楽天、ふるさと納税ポイント付与禁止の反対署名295万件を提出 民間原資の否定に「大きく矛盾」と主張

楽天グループは18日、昨年6月の「ふるさと納税へのポイント付与」を禁止する総務省の告示に対する反対署名を石破茂内閣総理大臣に提出したと発表した。書名は特設サイトなどから募っていたもので、その総数は295万2,819件に達した。
この署名活動は、本年10月から適用となる、総務省の「ふるさと納税の寄付に伴いポイント等の付与を行う事業者を通じた募集を禁止する旨の告示」の撤回を求める目的で行われたもの。楽天は、自社が運営する「楽天ふるさと納税」において、ユーザーが自治体への寄付をより身近に感じられるよう、同社の負担で「楽天ポイント」を進呈しており、本告示ではこの楽天ポイントが「ポイント等の付与」の対象となる。
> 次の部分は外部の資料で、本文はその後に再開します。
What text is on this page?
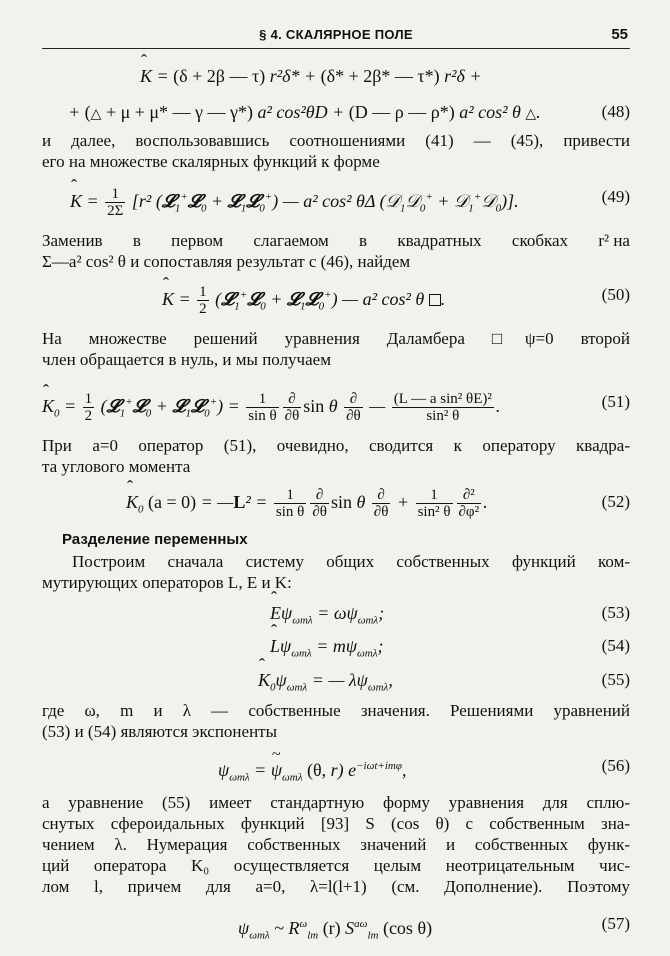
§ 4. СКАЛЯРНОЕ ПОЛЕ	55
ˆ K = (δ + 2β — τ) r²δ* + (δ* + 2β* — τ*) r²δ +
+ (△ + μ + μ* — γ — γ*) a² cos²θD + (D — ρ — ρ*) a² cos² θ △.	(48)
и далее, воспользовавшись соотношениями (41) — (45), привести
его на множестве скалярных функций к форме
ˆ $K = \frac{1}{2\Sigma} [r^2$ (𝓛$_1$+𝓛$_0$ + 𝓛$_1$𝓛$_0$+) — a² cos² θΔ (𝒟$_1$𝒟$_0$+ + 𝒟$_1$+𝒟$_0$)].	(49)
Заменив в первом слагаемом в квадратных скобках r² на
Σ—a² cos² θ и сопоставляя результат с (46), найдем
ˆ $K = \frac{1}{2}$ (𝓛$_1$+𝓛$_0$ + 𝓛$_1$𝓛$_0$+) — a² cos² θ .	(50)
На множестве решений уравнения Даламбера □ψ=0 второй
член обращается в нуль, и мы получаем
ˆ $K_0 = \frac{1}{2}$ (𝓛$_1$+𝓛$_0$ + 𝓛$_1$𝓛$_0$+) = $\frac{1}{\text{sin θ}} \frac{\partial}{\partial\theta}$ sin θ $\frac{\partial}{\partial\theta}$ — $\frac{\text{(L — a sin² θE)²}}{\text{sin² θ}}$ .	(51)
При a=0 оператор (51), очевидно, сводится к оператору квадра-
та углового момента
ˆ $K_0$ (a = 0) = —L² = $\frac{1}{\text{sin θ}} \frac{\partial}{\partial\theta}$ sin θ $\frac{\partial}{\partial\theta} + \frac{1}{\text{sin² θ}} \frac{\text{∂²}}{\text{∂φ²}}$ .	(52)
Разделение переменных
Построим сначала систему общих собственных функций ком-
мутирующих операторов L, E и K:
ˆ $E\psi_{\omega m\lambda} = \omega\psi_{\omega m\lambda}$;	(53)
ˆ $L\psi_{\omega m\lambda} = m\psi_{\omega m\lambda}$;	(54)
ˆ $K_0\psi_{\omega m\lambda}$ = — $\lambda\psi_{\omega m\lambda}$,	(55)
где ω, m и λ — собственные значения. Решениями уравнений
(53) и (54) являются экспоненты
$\psi_{\omega m\lambda}$ = ~ $\psi_{\omega m\lambda}$ (θ, r) $e^{-i\omega t+im\varphi}$,	(56)
а уравнение (55) имеет стандартную форму уравнения для сплю-
снутых сфероидальных функций [93] S (cos θ) с собственным зна-
чением λ. Нумерация собственных значений и собственных функ-
ций оператора K₀ осуществляется целым неотрицательным чис-
лом l, причем для a=0, λ=l(l+1) (см. Дополнение). Поэтому
$\psi_{\omega m\lambda}$ ~ $R^\omega_{lm}$ (r) $S^{a\omega}_{lm}$ (cos θ)	(57)
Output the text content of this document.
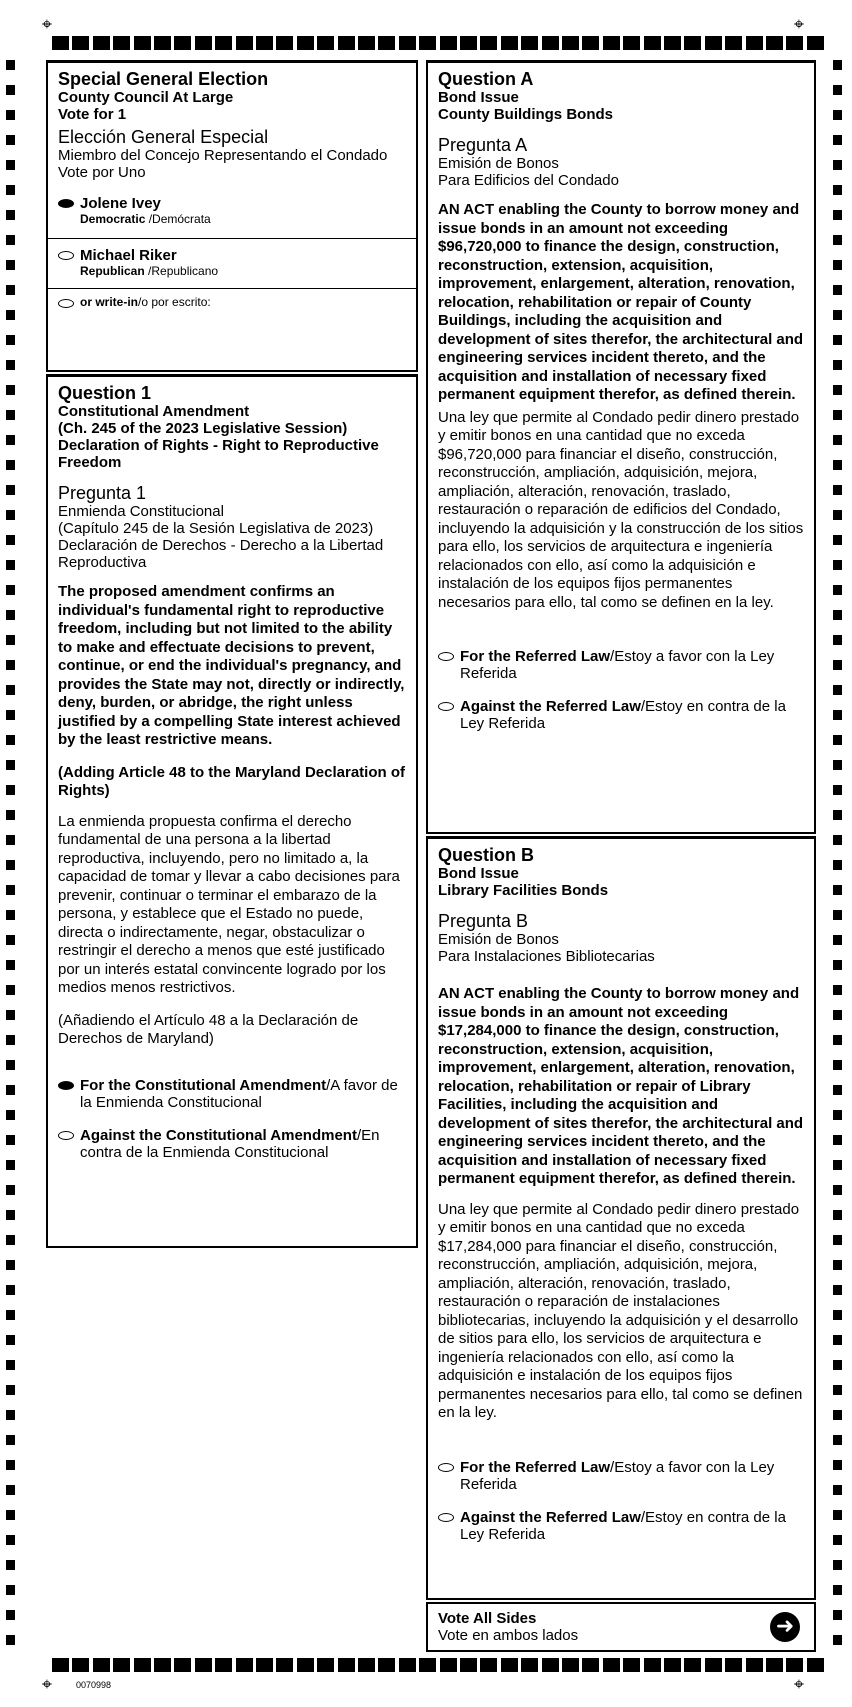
⌖	⌖
⌖	⌖
0070998
Special General Election
County Council At Large
Vote for 1
Elección General Especial
Miembro del Concejo Representando el Condado
Vote por Uno
Jolene Ivey
Democratic /Demócrata
Michael Riker
Republican /Republicano
or write-in/o por escrito:
Question 1
Constitutional Amendment
(Ch. 245 of the 2023 Legislative Session)
Declaration of Rights - Right to Reproductive Freedom
Pregunta 1
Enmienda Constitucional
(Capítulo 245 de la Sesión Legislativa de 2023)
Declaración de Derechos - Derecho a la Libertad Reproductiva
The proposed amendment confirms an individual's fundamental right to reproductive freedom, including but not limited to the ability to make and effectuate decisions to prevent, continue, or end the individual's pregnancy, and provides the State may not, directly or indirectly, deny, burden, or abridge, the right unless justified by a compelling State interest achieved by the least restrictive means.
(Adding Article 48 to the Maryland Declaration of Rights)
La enmienda propuesta confirma el derecho fundamental de una persona a la libertad reproductiva, incluyendo, pero no limitado a, la capacidad de tomar y llevar a cabo decisiones para prevenir, continuar o terminar el embarazo de la persona, y establece que el Estado no puede, directa o indirectamente, negar, obstaculizar o restringir el derecho a menos que esté justificado por un interés estatal convincente logrado por los medios menos restrictivos.
(Añadiendo el Artículo 48 a la Declaración de Derechos de Maryland)
For the Constitutional Amendment/A favor de la Enmienda Constitucional
Against the Constitutional Amendment/En contra de la Enmienda Constitucional
Question A
Bond Issue
County Buildings Bonds
Pregunta A
Emisión de Bonos
Para Edificios del Condado
AN ACT enabling the County to borrow money and issue bonds in an amount not exceeding $96,720,000 to finance the design, construction, reconstruction, extension, acquisition, improvement, enlargement, alteration, renovation, relocation, rehabilitation or repair of County Buildings, including the acquisition and development of sites therefor, the architectural and engineering services incident thereto, and the acquisition and installation of necessary fixed permanent equipment therefor, as defined therein.
Una ley que permite al Condado pedir dinero prestado y emitir bonos en una cantidad que no exceda $96,720,000 para financiar el diseño, construcción, reconstrucción, ampliación, adquisición, mejora, ampliación, alteración, renovación, traslado, restauración o reparación de edificios del Condado, incluyendo la adquisición y la construcción de los sitios para ello, los servicios de arquitectura e ingeniería relacionados con ello, así como la adquisición e instalación de los equipos fijos permanentes necesarios para ello, tal como se definen en la ley.
For the Referred Law/Estoy a favor con la Ley Referida
Against the Referred Law/Estoy en contra de la Ley Referida
Question B
Bond Issue
Library Facilities Bonds
Pregunta B
Emisión de Bonos
Para Instalaciones Bibliotecarias
AN ACT enabling the County to borrow money and issue bonds in an amount not exceeding $17,284,000 to finance the design, construction, reconstruction, extension, acquisition, improvement, enlargement, alteration, renovation, relocation, rehabilitation or repair of Library Facilities, including the acquisition and development of sites therefor, the architectural and engineering services incident thereto, and the acquisition and installation of necessary fixed permanent equipment therefor, as defined therein.
Una ley que permite al Condado pedir dinero prestado y emitir bonos en una cantidad que no exceda $17,284,000 para financiar el diseño, construcción, reconstrucción, ampliación, adquisición, mejora, ampliación, alteración, renovación, traslado, restauración o reparación de instalaciones bibliotecarias, incluyendo la adquisición y el desarrollo de sitios para ello, los servicios de arquitectura e ingeniería relacionados con ello, así como la adquisición e instalación de los equipos fijos permanentes necesarios para ello, tal como se definen en la ley.
For the Referred Law/Estoy a favor con la Ley Referida
Against the Referred Law/Estoy en contra de la Ley Referida
Vote All Sides
Vote en ambos lados	➜
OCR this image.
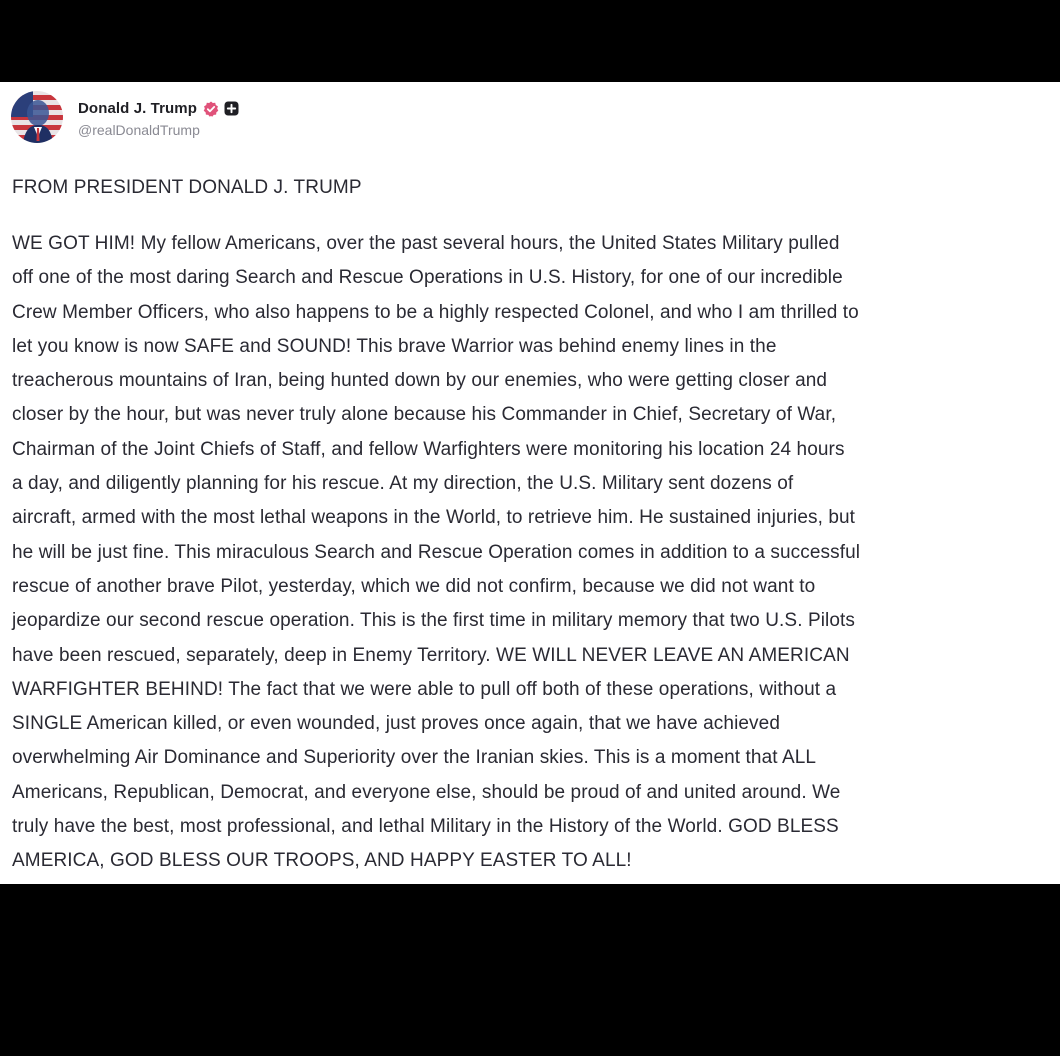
Donald J. Trump
@realDonaldTrump
FROM PRESIDENT DONALD J. TRUMP
WE GOT HIM! My fellow Americans, over the past several hours, the United States Military pulled
off one of the most daring Search and Rescue Operations in U.S. History, for one of our incredible
Crew Member Officers, who also happens to be a highly respected Colonel, and who I am thrilled to
let you know is now SAFE and SOUND! This brave Warrior was behind enemy lines in the
treacherous mountains of Iran, being hunted down by our enemies, who were getting closer and
closer by the hour, but was never truly alone because his Commander in Chief, Secretary of War,
Chairman of the Joint Chiefs of Staff, and fellow Warfighters were monitoring his location 24 hours
a day, and diligently planning for his rescue. At my direction, the U.S. Military sent dozens of
aircraft, armed with the most lethal weapons in the World, to retrieve him. He sustained injuries, but
he will be just fine. This miraculous Search and Rescue Operation comes in addition to a successful
rescue of another brave Pilot, yesterday, which we did not confirm, because we did not want to
jeopardize our second rescue operation. This is the first time in military memory that two U.S. Pilots
have been rescued, separately, deep in Enemy Territory. WE WILL NEVER LEAVE AN AMERICAN
WARFIGHTER BEHIND! The fact that we were able to pull off both of these operations, without a
SINGLE American killed, or even wounded, just proves once again, that we have achieved
overwhelming Air Dominance and Superiority over the Iranian skies. This is a moment that ALL
Americans, Republican, Democrat, and everyone else, should be proud of and united around. We
truly have the best, most professional, and lethal Military in the History of the World. GOD BLESS
AMERICA, GOD BLESS OUR TROOPS, AND HAPPY EASTER TO ALL!
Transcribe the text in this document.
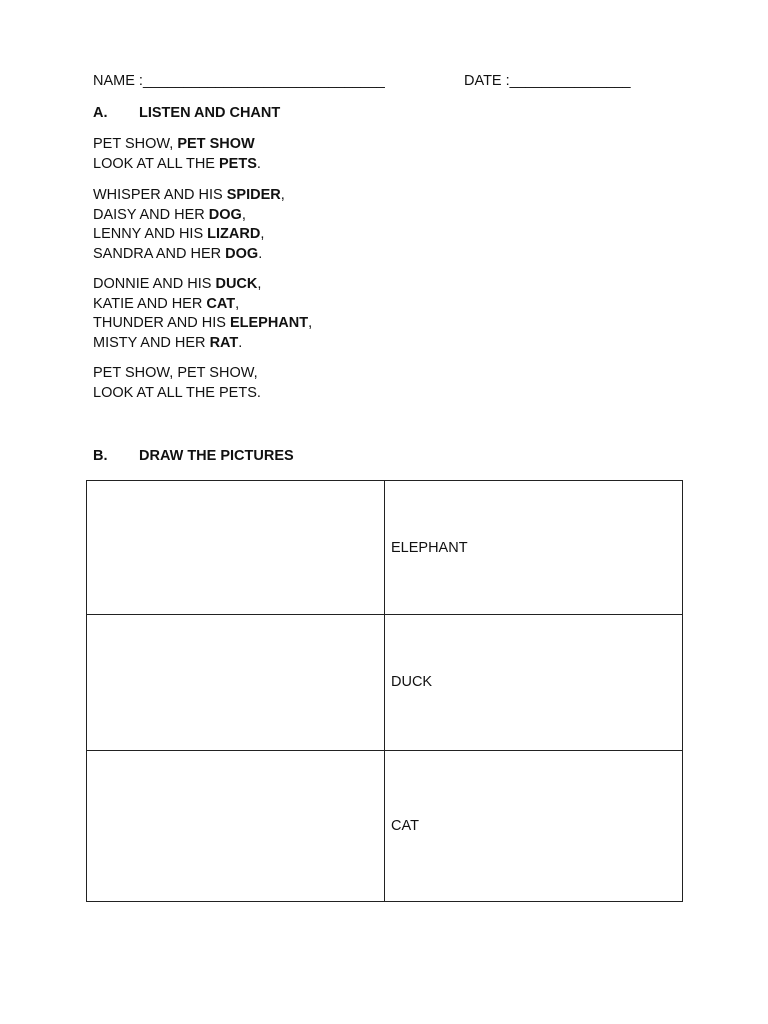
NAME :______________________________	DATE :_______________
A. LISTEN AND CHANT
PET SHOW, PET SHOW
LOOK AT ALL THE PETS.
WHISPER AND HIS SPIDER,
DAISY AND HER DOG,
LENNY AND HIS LIZARD,
SANDRA AND HER DOG.
DONNIE AND HIS DUCK,
KATIE AND HER CAT,
THUNDER AND HIS ELEPHANT,
MISTY AND HER RAT.
PET SHOW, PET SHOW,
LOOK AT ALL THE PETS.
B. DRAW THE PICTURES
	ELEPHANT
	DUCK
	CAT
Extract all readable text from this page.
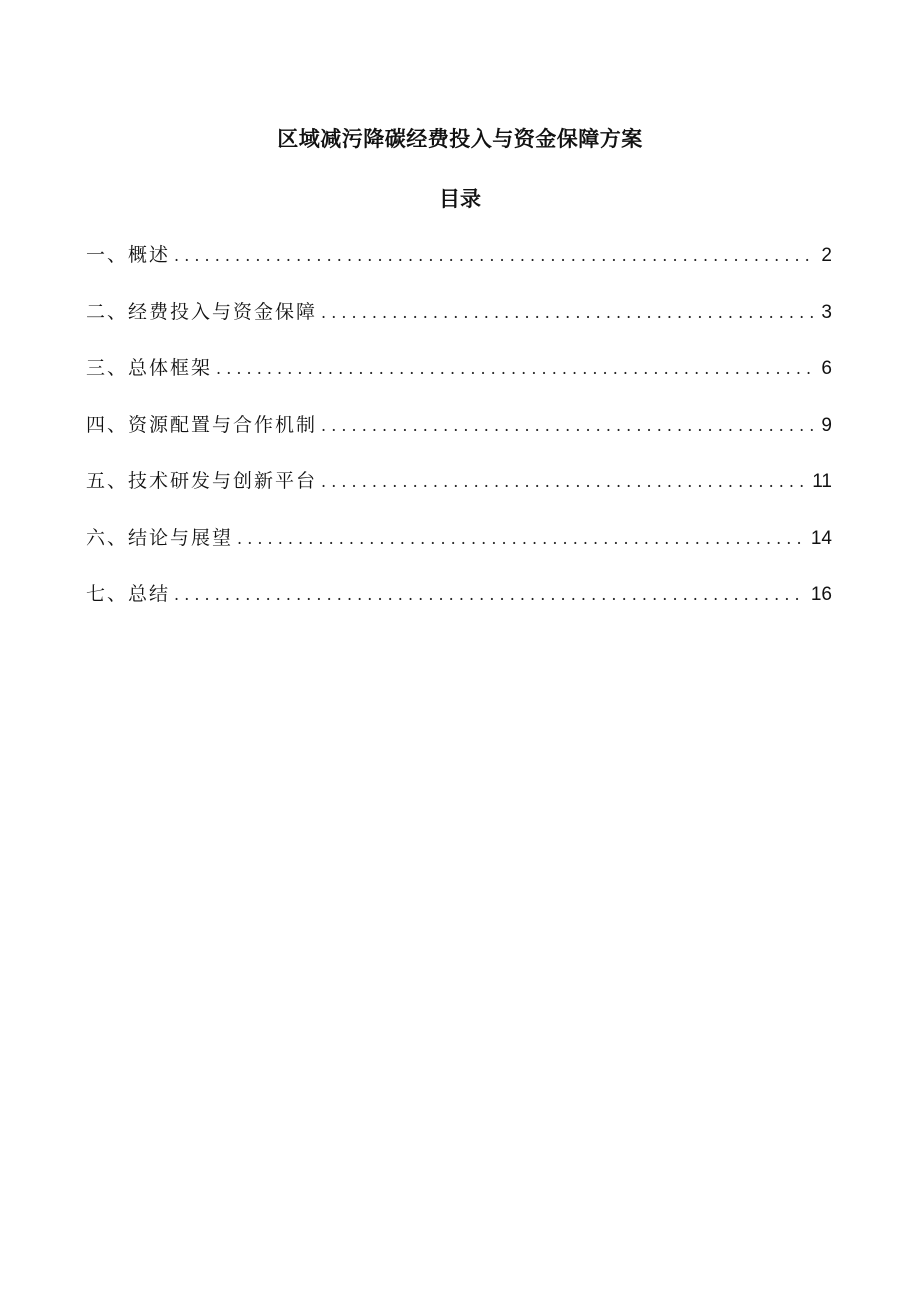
区域减污降碳经费投入与资金保障方案
目录
一、概述 . . .	2
二、经费投入与资金保障 . . .	3
三、总体框架 . . .	6
四、资源配置与合作机制 . . .	9
五、技术研发与创新平台 . . .	11
六、结论与展望 . . .	14
七、总结 . . .	16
声明中にて楽天は本告示について「地方自治体と民間企業の協力・連携体制を否定し、地方自治体の自立的努力を無力化するもので、地方活性化という政府の方針にも大きく矛盾している」と主張。また、同日の代表・三木谷浩史氏の投稿では「ポイント施策は総理が推進する地方創生に極めて重要な施策であり、多くの国民が継続を望んでいると説明させて頂き、受け止めて頂きました」と言及している。
楽天会員なら“ワンクリック”で書名完了…利用者の共感狙っていた
この活動は告示直後から始まっており、反対する旨を「代表取締役会長兼社長 三木谷浩史」の名義で表明していた。当時の声明文には地域振興や地域の自律的成長を支援するために「地方自治体に負担を求めない=民間原資」でのポイント等のプロモーションなどを通じて、ふるさと納税を推進してきたと、各社ショッピングサイトでの取り組みを説明。
同時に特設サイト上で書名受付も開始。楽天IDに登録する会員であれば、サービスに登録している利用者情報の名義を自動的に使用することで「ワンクリック」で書名が完了するという仕組みを導入し、「楽天カード」「楽天市場」等関連サービスにも依頼文を掲示していた。
ふるさと納税は近年アニメ、ゲーム等コンテンツとコラボした返礼品を用意するなど、コンテンツ産業の関係者にも注目される動きとなっている。同社は今後も、署名を通じて寄せられた声をもとに撤回を求める活動を続けるとともに、制度のさらなる活性化に向けた政府との対話を深めていく考えを示した。